Senge outlines the five disciplines that learning organizations share, hence the title of the book. He also describes what he calls learning disabilities that can hamper learning organizations from reaching their potential. “Learning disabilities” is a bit of an awkward appellation given its current connotation, but Senge published the first edition of The Fifth Discipline in 1990, so he can be forgiven for this.
As I reviewed the book for my work teaching a seminar in Jesuit school leadership this week, I found myself reflecting on Senge’s concept of learning disabilities in general and one of them in particular: The Parable of the Boiling Frog.
Surely, you’ve heard this parable before, yes? If a frog is put in a pot of room temperature water on a stove and the heat is slowly and incrementally increased over a span of time, the frog will not leap from the water even as the temperature approaches the boiling point. It’s not that the frog doesn’t feel the change, the frog does. However, because the change is gradual and incremental, the frog doesn’t sense anything particularly out of the ordinary. He notes the shift in circumstance and moves on. He takes it in stride. He adjusts and adapts. He resets feeling that each rise in temperature is simply the new norm. He doesn’t leave the pot and doesn’t react to the danger until it is far too late.
This isn’t a nice story for the frog, to be sure. It’s kind of disturbing, actually.
But the story is all the more disturbing if we apply it to human systems. Senge says this is one of the learning disabilities that holds human systems back from being truly effective learning organizations. When things get off course in small ways, without major crises or “big” moments or institutional blow ups – when they simply slide downward, slipping inevitably, losing grip and losing focus, people in those systems tend not to notice… until it’s too late.
Can this parable be applied to our academic departments? Does it describe our schools? Have we ever felt as though we were the frog in the boiling water?
I think we would be well served to make a practice of “taking the temperature of the room” and discerning whether our schools, or departments, our PLCs are approaching the boiling point. We would be well served to do this early and to do it often. Looking around the room and asking, “hey, when did it get so hot in here?” may be a necessary thing to do. It may be something that needs to happen at our schools right now. But, if the water is at 210 degrees already, we can’t pat ourselves on the back for turning the burner down now. The closer we get to 212 degrees Fahrenheit, the longer it will take the pot to cool. The closer we are to the boiling point, the more likely it is that we’ve done some permanent damage. We might be able to turn down the flame before the water bubbles over, but someone is likely to have already been singed.
Here’s the thing: it’s not particularly insightful, for example, to point out our schools are off track when our students aren’t scoring well on standardized tests they used to ace or that the school is off track when it doesn’t pass its accreditation review with flying colors or that the institution has a problem when enrollment dips 8%. Noting that something needs to change in light of these sorts of problems is kind of like fixing the barn door after the cow has come home… the farmer appreciates the work but isn’t going to get back the hours she spent looking for Bessie.

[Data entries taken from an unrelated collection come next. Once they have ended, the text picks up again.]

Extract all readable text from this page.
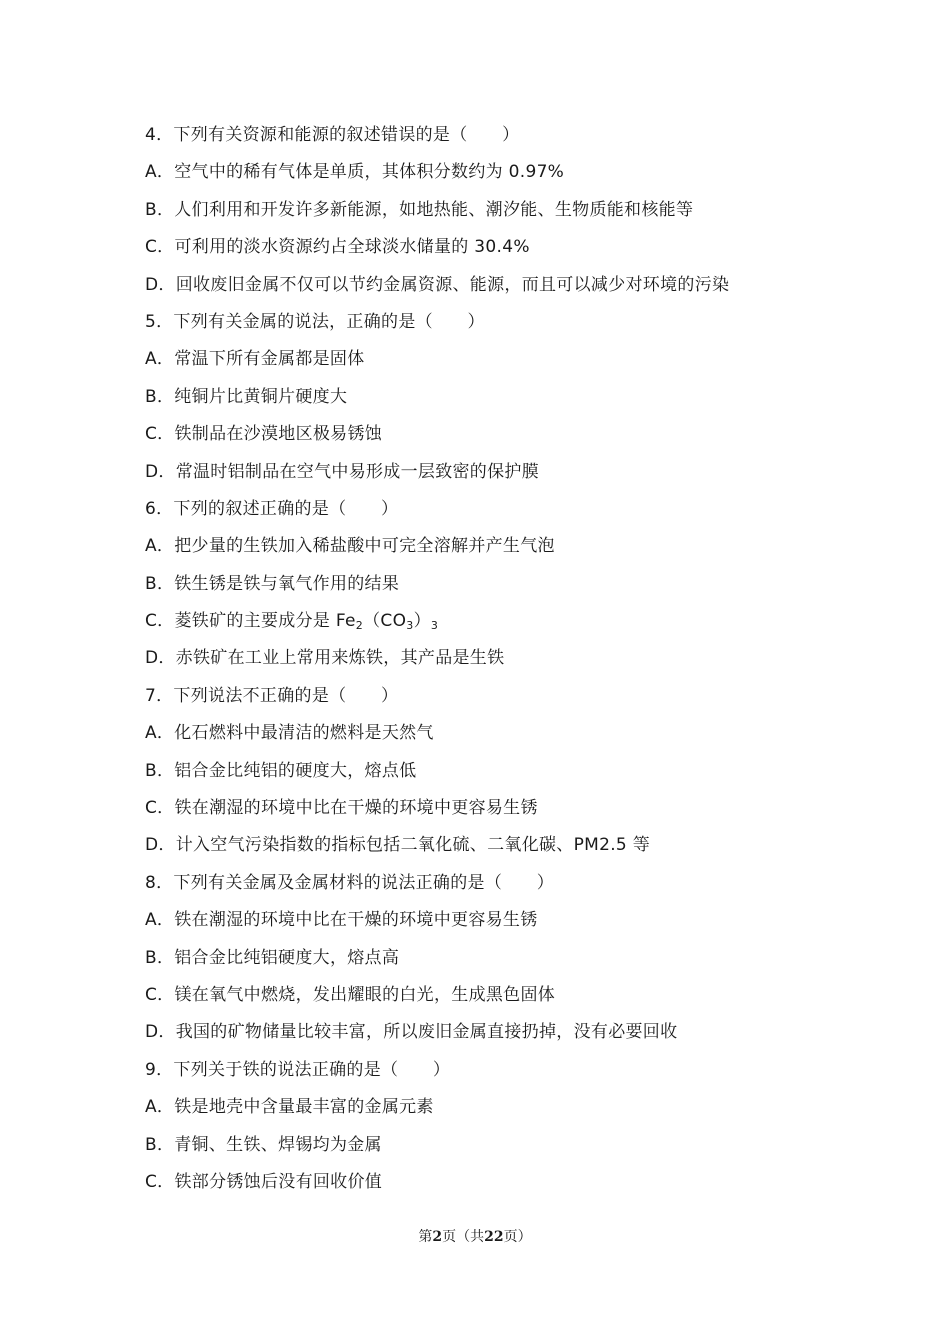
4．下列有关资源和能源的叙述错误的是（　　）
A．空气中的稀有气体是单质，其体积分数约为 0.97%
B．人们利用和开发许多新能源，如地热能、潮汐能、生物质能和核能等
C．可利用的淡水资源约占全球淡水储量的 30.4%
D．回收废旧金属不仅可以节约金属资源、能源，而且可以减少对环境的污染
5．下列有关金属的说法，正确的是（　　）
A．常温下所有金属都是固体
B．纯铜片比黄铜片硬度大
C．铁制品在沙漠地区极易锈蚀
D．常温时铝制品在空气中易形成一层致密的保护膜
6．下列的叙述正确的是（　　）
A．把少量的生铁加入稀盐酸中可完全溶解并产生气泡
B．铁生锈是铁与氧气作用的结果
C．菱铁矿的主要成分是 $Fe_2(CO_3)_3$
D．赤铁矿在工业上常用来炼铁，其产品是生铁
7．下列说法不正确的是（　　）
A．化石燃料中最清洁的燃料是天然气
B．铝合金比纯铝的硬度大，熔点低
C．铁在潮湿的环境中比在干燥的环境中更容易生锈
D．计入空气污染指数的指标包括二氧化硫、二氧化碳、PM2.5 等
8．下列有关金属及金属材料的说法正确的是（　　）
A．铁在潮湿的环境中比在干燥的环境中更容易生锈
B．铝合金比纯铝硬度大，熔点高
C．镁在氧气中燃烧，发出耀眼的白光，生成黑色固体
D．我国的矿物储量比较丰富，所以废旧金属直接扔掉，没有必要回收
9．下列关于铁的说法正确的是（　　）
A．铁是地壳中含量最丰富的金属元素
B．青铜、生铁、焊锡均为金属
C．铁部分锈蚀后没有回收价值
第2页（共22页）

No, the insight comes in recognition of those problems before they become problems and dealing with them prior to their coming to a head. Leadership is when the potential issues are never allowed to become issues.
As a learned friend of mine said this week: “Anyone can call the fire department. Leaders are checking the wiring before the spark ever ignites.”
Check the wiring. Turn down the flame. Save the frog. Oh, and read The Fifth Discipline.